Folic Acid In Flour Can Prevent Birth Defects, Says FDA
The addition of folic acid to corn masa flour has been given a go signal by the Food and Drug Administration, an action which has long been favored by the Hispanic populace as it would play a major role in controlling the number of birth defects in their community.
Birth defects such as spina bifida can be averted with the introduction of folic acid prior to and during the first months of pregnancy especially since "masa flour" is a principal ingredient in Hispanic cuisine.
Hector Ramirez, General Manager of El Milagro plant in San Marcos, Texas, which manufactures Hispanic staples like tortillas and tortilla chips made it clear that building up their products will take longer than just a week as they will have alter the corn masa flour packing. The modification is said to undertake amid a span of 30 to 90 days, according to NPR.

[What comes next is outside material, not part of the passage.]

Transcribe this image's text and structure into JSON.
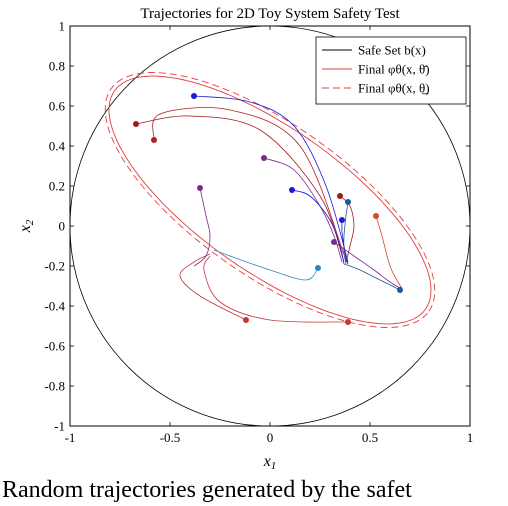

"We'll have to decide if it's a cost we'll take on up front or pass it on to the customer," Ramirez weighed down the pros and the cons of what will be a potential asset in the future.
"Customers now look closely at the labels. If they see non-GMO, all natural, and on top of that - fortified with folic acid, I think our customers would want that," added Ramirez who remained positive on the government's conclusion even if it took four years to be studied.
Michael Dunn, a Brigham Young University food scientist, spearheaded this research which revolutionized the role of folic acid vitamin as a boost up to corn masa with birth defects in the Hispanic community being higher compared with others in the U.S. The FDA has now committed that 0.7 milligrams of folic acid per pound of corn masa can be added by producers at their own accord, as cited by Soylent News.